Griffin and Worsnop, reappearing with the bicycle, looked as though they had relinquished all hopes of staying dry.
‘It’s a Raleigh, nearly new — dynohub lighting and everything.’
‘Nobody was going to throw that in the river.’
‘What shall we do — issue a description?’
‘First we’ll take it into Apton and see if anyone’s lost one.’
He was feeling more himself now, wreathed in a cloud of navy cut. That little bit of luck with the bicycle had offset the initial disadvantage of being dragged out of bed… besides, Griffin was in something of a pickle now, himself! He had got all over mud helping to strap the bicycle to the roof rack.
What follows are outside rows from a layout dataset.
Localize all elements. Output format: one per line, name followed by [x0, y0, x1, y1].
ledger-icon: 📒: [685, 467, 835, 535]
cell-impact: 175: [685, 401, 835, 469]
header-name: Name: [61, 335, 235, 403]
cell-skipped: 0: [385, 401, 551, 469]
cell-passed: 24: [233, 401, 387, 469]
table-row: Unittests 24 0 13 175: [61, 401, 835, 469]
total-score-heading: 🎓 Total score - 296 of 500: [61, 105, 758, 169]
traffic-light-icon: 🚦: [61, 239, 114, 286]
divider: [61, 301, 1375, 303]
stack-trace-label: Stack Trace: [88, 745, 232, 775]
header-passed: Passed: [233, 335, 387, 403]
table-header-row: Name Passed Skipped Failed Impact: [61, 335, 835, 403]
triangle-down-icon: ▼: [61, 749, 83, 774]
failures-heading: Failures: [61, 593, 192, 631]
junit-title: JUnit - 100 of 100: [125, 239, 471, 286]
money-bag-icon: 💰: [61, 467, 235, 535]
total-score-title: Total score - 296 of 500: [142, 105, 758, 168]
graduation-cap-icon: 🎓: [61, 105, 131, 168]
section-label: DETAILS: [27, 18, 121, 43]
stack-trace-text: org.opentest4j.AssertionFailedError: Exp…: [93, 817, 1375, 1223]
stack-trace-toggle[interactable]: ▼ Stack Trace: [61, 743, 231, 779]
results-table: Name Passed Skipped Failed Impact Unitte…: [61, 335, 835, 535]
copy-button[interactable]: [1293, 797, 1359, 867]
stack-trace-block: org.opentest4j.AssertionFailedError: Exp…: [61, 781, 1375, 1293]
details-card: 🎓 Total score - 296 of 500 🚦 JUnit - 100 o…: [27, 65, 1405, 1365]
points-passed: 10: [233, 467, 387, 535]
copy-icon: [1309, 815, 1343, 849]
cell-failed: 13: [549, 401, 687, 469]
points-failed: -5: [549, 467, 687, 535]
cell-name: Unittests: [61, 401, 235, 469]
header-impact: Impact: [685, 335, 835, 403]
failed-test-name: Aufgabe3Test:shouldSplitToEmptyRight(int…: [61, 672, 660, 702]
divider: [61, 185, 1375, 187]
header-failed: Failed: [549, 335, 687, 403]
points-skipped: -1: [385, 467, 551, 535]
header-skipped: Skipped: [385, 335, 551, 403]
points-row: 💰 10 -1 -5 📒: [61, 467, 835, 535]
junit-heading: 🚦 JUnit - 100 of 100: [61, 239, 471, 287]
One piece of luck sometimes led to another, and Gently’s seemed to be temporarily in form. At Apton the constable was out on his beat, but his wife, a buxom matron with a lively eye, had just booked the very piece of information they were after.
‘Fred Larkin’s just been round here… somebody pinched his bike from outside the village hall last night.’
‘Did he leave a description?’
‘It’s a green Raleigh roadster, newish, frame number — where’s the book! — PYS7 stroke 2964. Got a lot of extras on it, he says, and he only bought it in January.’
‘Where can we find him?’
‘He works in the garage — but won’t you have a cuppa? I’ve got the pot on for my husband, and you look as though you could stand one.’
In spite of a disapproving Griffin, Gently accepted the invitation. The Apton Constable’s kitchen was a cheerful place and his wife a comfortable body. Not knowing who he was, she at once placed Gently as the one in charge of whatever was afoot.
‘Have you any strangers staying in the village?’
‘There’s the vicar’s nephew, who’s a bit of a lad. Down from Cambridge, he is.’
‘Nobody at the pub?’
‘They sometimes have a commercial.’
‘What buses come to the village?’
‘There’s Service 56, runs between Westwold and Lynton.’
‘What time was the last bus through yesterday?’
‘I’ll have to look it up. It’s going to Lynton and gets in here at something to eleven. Do you reckon it was someone off the bus who whipped Fred Larkin’s bike?’